Magistrado ponente: Luis Gabriel Miranda Buelvas

Ley 1142 de 2007Ley 270 de 1996Ley 599 de 2000Ley 600 de 2000Ley 906 de 2004

República de Colombia Corte Suprema de Justicia Radicado No. 00085 CORTE SUPREMA DE JUSTICIA SALA DE CASACIÓN LABORAL LUIS GABRIEL MIRANDA BUELVAS Magistrado Ponente AHL7927-2014 Radicación No. 00085 Bogotá, D.C., diecinueve (19) de diciembre de dos mil catorce (2014). Se resuelve la impugnación interpuesta por quien dice ser apoderado de OLFER y FREDY ALBERTO HOLGUÍN FARFÁN, contra la providencia de 17 de diciembre de 2014, mediante la cual un Magistrado de la SALA LABORAL DEL TRIBUNAL SUPERIOR DE BOGOTÁ negó la petición de hábeas corpus dentro de la acción constitucional promovida por éste contra el JUZGADO SEXTO PENAL DEL CIRCUITO DE BOGOTÁ, con funciones de conocimiento.

I.

ANTECEDENTES Solicitó el abogado que se les conceda la libertad a OLFER y FREDY ALBERTO HOLGUÍN FARFÁN, por considerar que “desde la fecha de la formulación de la acusación (finalizó el 11 de junio de 2013), hasta la fecha de hoy (15 de diciembre de 2014) ha transcurrido un lapso muy superior a los 120 días sin que se haya dado inicio a la audiencia de juicio oral, por causas no atribuibles ni a la defensa ni a los procesados”.

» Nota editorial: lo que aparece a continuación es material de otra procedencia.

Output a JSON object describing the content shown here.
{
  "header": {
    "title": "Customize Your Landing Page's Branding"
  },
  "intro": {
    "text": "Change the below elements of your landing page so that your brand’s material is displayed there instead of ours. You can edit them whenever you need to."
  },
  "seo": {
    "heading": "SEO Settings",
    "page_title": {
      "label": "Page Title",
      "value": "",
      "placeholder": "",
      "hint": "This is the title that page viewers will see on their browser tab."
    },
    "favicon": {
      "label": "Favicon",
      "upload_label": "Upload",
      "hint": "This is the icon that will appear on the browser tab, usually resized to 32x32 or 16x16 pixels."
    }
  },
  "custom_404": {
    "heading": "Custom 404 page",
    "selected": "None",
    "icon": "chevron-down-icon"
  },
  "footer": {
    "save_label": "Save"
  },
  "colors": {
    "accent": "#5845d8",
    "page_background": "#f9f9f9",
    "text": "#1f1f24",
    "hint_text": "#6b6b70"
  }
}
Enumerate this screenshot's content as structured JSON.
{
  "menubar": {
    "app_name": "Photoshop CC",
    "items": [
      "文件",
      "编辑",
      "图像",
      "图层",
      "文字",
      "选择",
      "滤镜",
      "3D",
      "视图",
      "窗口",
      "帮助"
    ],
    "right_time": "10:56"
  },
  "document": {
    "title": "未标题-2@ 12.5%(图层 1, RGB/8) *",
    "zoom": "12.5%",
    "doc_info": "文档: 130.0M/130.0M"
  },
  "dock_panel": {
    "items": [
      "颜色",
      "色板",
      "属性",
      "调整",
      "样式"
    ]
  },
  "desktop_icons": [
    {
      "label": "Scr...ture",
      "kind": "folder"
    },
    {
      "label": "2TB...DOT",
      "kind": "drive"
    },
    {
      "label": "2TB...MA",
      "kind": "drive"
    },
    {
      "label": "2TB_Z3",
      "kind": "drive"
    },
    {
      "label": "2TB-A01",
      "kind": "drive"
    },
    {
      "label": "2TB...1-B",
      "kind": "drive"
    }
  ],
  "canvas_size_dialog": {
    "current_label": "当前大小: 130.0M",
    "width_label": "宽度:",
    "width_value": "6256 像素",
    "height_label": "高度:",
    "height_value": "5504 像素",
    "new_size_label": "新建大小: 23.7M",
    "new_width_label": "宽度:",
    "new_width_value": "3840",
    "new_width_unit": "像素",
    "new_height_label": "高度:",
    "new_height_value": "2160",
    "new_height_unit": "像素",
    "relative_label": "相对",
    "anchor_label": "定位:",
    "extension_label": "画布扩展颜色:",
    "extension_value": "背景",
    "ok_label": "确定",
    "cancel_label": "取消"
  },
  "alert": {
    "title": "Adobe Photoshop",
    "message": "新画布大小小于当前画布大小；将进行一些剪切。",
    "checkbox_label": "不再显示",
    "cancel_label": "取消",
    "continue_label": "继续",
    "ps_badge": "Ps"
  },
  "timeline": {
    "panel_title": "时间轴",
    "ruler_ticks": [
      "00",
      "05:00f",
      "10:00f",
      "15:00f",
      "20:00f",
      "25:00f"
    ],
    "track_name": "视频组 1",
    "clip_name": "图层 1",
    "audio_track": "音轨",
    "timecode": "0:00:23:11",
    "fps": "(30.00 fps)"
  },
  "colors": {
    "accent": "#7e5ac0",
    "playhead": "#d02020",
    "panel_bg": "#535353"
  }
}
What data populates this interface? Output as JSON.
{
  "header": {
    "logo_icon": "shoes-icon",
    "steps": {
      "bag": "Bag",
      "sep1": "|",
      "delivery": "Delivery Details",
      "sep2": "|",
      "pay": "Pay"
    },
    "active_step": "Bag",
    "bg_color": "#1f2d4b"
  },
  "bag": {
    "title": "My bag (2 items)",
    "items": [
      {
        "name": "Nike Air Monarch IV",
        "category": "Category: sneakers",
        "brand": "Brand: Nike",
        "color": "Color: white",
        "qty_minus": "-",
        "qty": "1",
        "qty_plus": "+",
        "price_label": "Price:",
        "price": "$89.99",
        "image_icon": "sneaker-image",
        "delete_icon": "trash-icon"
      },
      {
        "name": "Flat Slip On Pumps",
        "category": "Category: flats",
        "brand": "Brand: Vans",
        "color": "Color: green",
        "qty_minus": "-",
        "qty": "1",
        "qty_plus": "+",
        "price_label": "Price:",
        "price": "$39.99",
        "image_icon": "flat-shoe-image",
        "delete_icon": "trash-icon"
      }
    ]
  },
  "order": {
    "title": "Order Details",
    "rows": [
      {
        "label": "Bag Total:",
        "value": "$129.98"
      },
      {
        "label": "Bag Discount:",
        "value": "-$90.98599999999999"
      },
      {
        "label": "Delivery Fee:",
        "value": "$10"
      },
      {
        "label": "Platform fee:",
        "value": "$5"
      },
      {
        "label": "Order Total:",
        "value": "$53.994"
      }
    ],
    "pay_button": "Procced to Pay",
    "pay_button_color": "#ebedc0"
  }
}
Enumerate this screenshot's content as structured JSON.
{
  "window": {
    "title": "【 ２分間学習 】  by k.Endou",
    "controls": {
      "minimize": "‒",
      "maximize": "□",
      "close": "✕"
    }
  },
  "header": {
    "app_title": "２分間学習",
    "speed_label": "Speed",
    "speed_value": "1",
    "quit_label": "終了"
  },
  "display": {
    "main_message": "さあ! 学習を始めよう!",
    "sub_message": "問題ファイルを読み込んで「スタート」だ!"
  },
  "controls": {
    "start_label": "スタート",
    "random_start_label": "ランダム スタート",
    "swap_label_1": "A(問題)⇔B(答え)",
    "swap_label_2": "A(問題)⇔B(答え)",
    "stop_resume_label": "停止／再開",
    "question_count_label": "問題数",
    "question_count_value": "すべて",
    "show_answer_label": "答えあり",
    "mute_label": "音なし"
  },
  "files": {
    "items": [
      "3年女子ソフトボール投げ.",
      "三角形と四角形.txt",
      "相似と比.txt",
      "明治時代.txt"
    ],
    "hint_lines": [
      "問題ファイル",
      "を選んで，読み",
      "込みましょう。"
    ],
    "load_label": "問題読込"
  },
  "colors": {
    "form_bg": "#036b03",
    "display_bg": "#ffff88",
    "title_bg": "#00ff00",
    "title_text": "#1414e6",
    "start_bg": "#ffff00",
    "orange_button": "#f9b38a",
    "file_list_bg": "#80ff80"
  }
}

Fundó la anterior solicitud en que el 14 de octubre de 2012 a OLFER y FREDY ALBERTO HOLGUÍN FARFÁN les fue legalizada su captura y se les formuló imputación por los presuntos delitos de ‘hurto calificado y agravado y homicidio en grado de tentativa’ por el Juzgado 70 Penal Municipal de esta ciudad, con función de control de garantías, y se les impuso medida de aseguramiento de detención preventiva en establecimiento de reclusión, que cumplen en la cárcel ‘La Modelo’ de esta ciudad; que el 10 de enero de 2013 fue presentado por la Fiscalía General de la Nación el correspondiente escrito de acusación; que el 1º de abril de 2013 el juzgado de conocimiento inició audiencia de acusación la cual finalizó el 11 de junio de 2013; que en dicha oportunidad se fijó fecha para iniciar la audiencia preparatoria para el 2 de julio de 2013, luego para el 19 de julio de 2013, 27 de septiembre del mismo año, 29 de septiembre siguiente, 27 de noviembre, 4 de febrero de 2014, 4 de marzo y 2 de mayo del presente año, fechas todas ellas sin resultado “por causas atribuibles a la defensa de los acusados”; y que a partir del 4 de junio de 2014, con fechas posteriores de 1º de agosto, 16 de septiembre y 7 de octubre del corriente año, se ha fijado fecha para ello pero los resultados han sido igualmente infructuosos por causas que no le son imputables a aquéllos o a su defensa rematando con el cese de actividades o plan tortuga de los funcionarios del INPEC, de suerte que están más que vencidos los 120 días previstos por el artículo 317, numeral 5º, del Código de Procedimiento Penal para iniciar la audiencia de juzgamiento, teniendo, por ende, derecho a la libertad provisional.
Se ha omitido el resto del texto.